The company, known for its bold content investments, shelled out a staggering £85 million for a deal with Prince Harry and Meghan Markle, expecting groundbreaking content. Instead, it ended up with a painfully dull spectacle that failed to engage audiences.
One of the biggest disappointments was With Love, Meghan, an eight-episode series in which Meghan Markle, in all her self-proclaimed expertise, offers advice on setting tables and hosting dinner parties. Viewers were unimpressed, as reflected in its dismal reception—a 33% critics' rating on Rotten Tomatoes and an even worse 20% audience score. Not even the most devoted Sussex supporters could pretend to care. The show plummeted out of Netflix’s top 10 in under a week, leaving insiders scrambling to mitigate the damage.
Reports indicate that Netflix executives deeply regret the £85 million deal, which now seems like an extravagant waste of resources. Essentially, they paid for what amounts to a glorified social media cooking tutorial wrapped in a royal price tag. The math is staggering—£4.6 million per episode across Meghan and Harry’s projects, an astronomical amount for content that failed to generate buzz. By comparison, The Crown, a show about the royals that people actually want to watch, costs approximately £56 million per entire season.

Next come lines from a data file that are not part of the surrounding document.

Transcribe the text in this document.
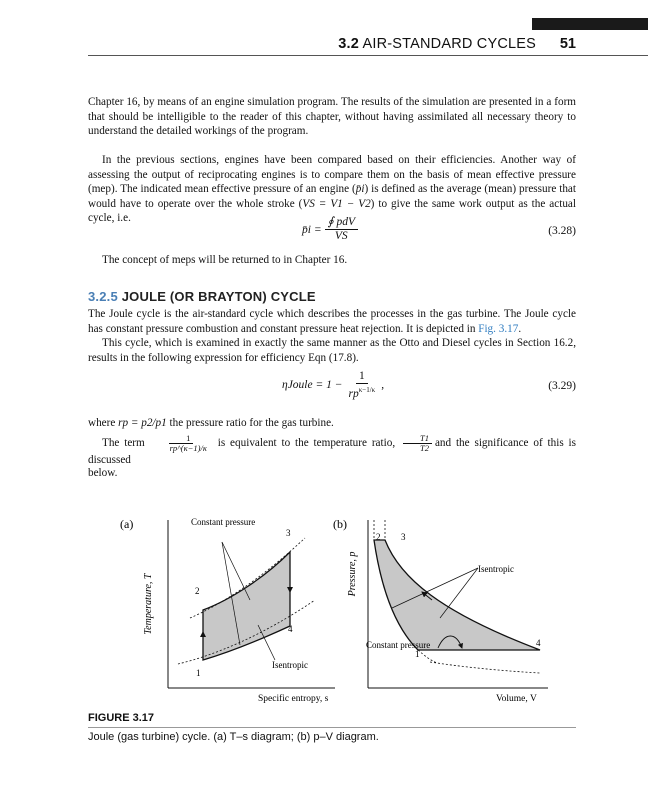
3.2 AIR-STANDARD CYCLES 51

Chapter 16, by means of an engine simulation program. The results of the simulation are presented in a form that should be intelligible to the reader of this chapter, without having assimilated all necessary theory to understand the detailed workings of the program.

In the previous sections, engines have been compared based on their efficiencies. Another way of assessing the output of reciprocating engines is to compare them on the basis of mean effective pressure (mep). The indicated mean effective pressure of an engine (p̄i) is defined as the average (mean) pressure that would have to operate over the whole stroke (VS = V1 − V2) to give the same work output as the actual cycle, i.e.

p̄i = $\frac{\text{∮ pdV}}{VS}$	(3.28)

The concept of meps will be returned to in Chapter 16.

3.2.5 JOULE (OR BRAYTON) CYCLE

The Joule cycle is the air-standard cycle which describes the processes in the gas turbine. The Joule cycle has constant pressure combustion and constant pressure heat rejection. It is depicted in Fig. 3.17.

This cycle, which is examined in exactly the same manner as the Otto and Diesel cycles in Section 16.2, results in the following expression for efficiency Eqn (17.8).

ηJoule = $1 - \frac{1}{rp^{\kappa-1/\kappa}}$ ,	(3.29)

where rp = p2/p1 the pressure ratio for the gas turbine.

The term $\frac{1}{rp\^{}(\kappa-1)/\kappa}$ is equivalent to the temperature ratio, $\frac{T1}{T2}$ and the significance of this is discussed

below.

(a)
Temperature, T
Constant pressure
Isentropic
1
2
3
4
(b)
Pressure, p	Isentropic
Constant pressure
2 3
1
4
Specific entropy, s	Volume, V
FIGURE 3.17
Joule (gas turbine) cycle. (a) T–s diagram; (b) p–V diagram.
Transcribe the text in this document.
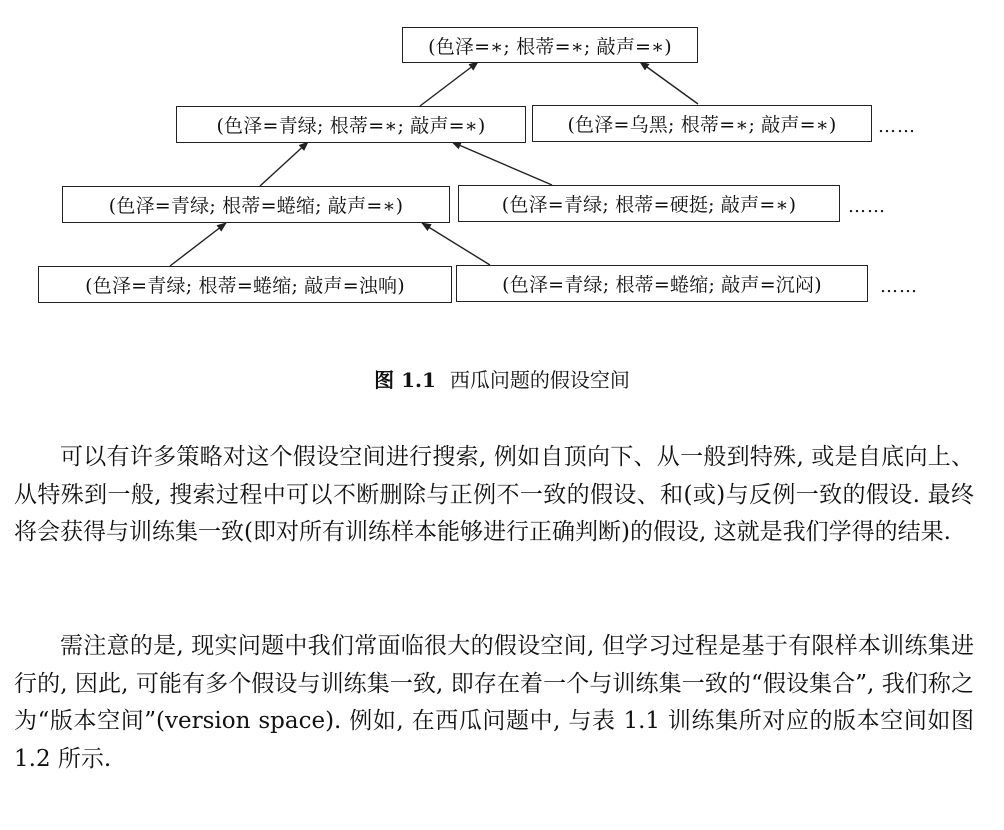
(色泽=∗; 根蒂=∗; 敲声=∗)
(色泽=青绿; 根蒂=∗; 敲声=∗)	(色泽=乌黑; 根蒂=∗; 敲声=∗)	……
(色泽=青绿; 根蒂=蜷缩; 敲声=∗)	(色泽=青绿; 根蒂=硬挺; 敲声=∗)	……
(色泽=青绿; 根蒂=蜷缩; 敲声=浊响)	(色泽=青绿; 根蒂=蜷缩; 敲声=沉闷)	……
图 1.1 西瓜问题的假设空间

可以有许多策略对这个假设空间进行搜索, 例如自顶向下、从一般到特殊, 或是自底向上、从特殊到一般, 搜索过程中可以不断删除与正例不一致的假设、和(或)与反例一致的假设. 最终将会获得与训练集一致(即对所有训练样本能够进行正确判断)的假设, 这就是我们学得的结果.

需注意的是, 现实问题中我们常面临很大的假设空间, 但学习过程是基于有限样本训练集进行的, 因此, 可能有多个假设与训练集一致, 即存在着一个与训练集一致的“假设集合”, 我们称之为“版本空间”(version space). 例如, 在西瓜问题中, 与表 1.1 训练集所对应的版本空间如图 1.2 所示.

Now Netflix faces a difficult choice: keep pushing Meghan-centric content onto an indifferent public or cut its losses and move on. The latter option is starting to look far more appealing. Just as backlash reached its peak, Meghan attempted her usual damage control, spinning the narrative to fit her version of reality. She excitedly announced that With Love, Meghan had been renewed for a second season. However, Netflix quickly corrected the record—the so-called renewal was nothing more than pre-filmed episodes shot back-to-back with the first season. There was no new contract, no triumphant comeback, just another misleading spin.
This entire debacle has served as an expensive lesson for Netflix: when you invest in professional victims, disappointment is inevitable. Now, the streaming giant is trying to extract itself from the Sussex saga as quietly and gracefully as possible. If it wants to salvage its reputation, the best course of action might be to publicly sever ties and wish them the best on their “un-Sussex-ful” future endeavors. Netflix bet big on the couple’s brand, only to discover that public interest in Meghan and Harry doesn’t extend beyond royal gossip and scandals. People aren’t interested in watching Meghan bake cookies and preach about mindfulness—they want drama, insider secrets, and real intrigue. If Netflix executives failed to predict that, well, that’s entirely on them.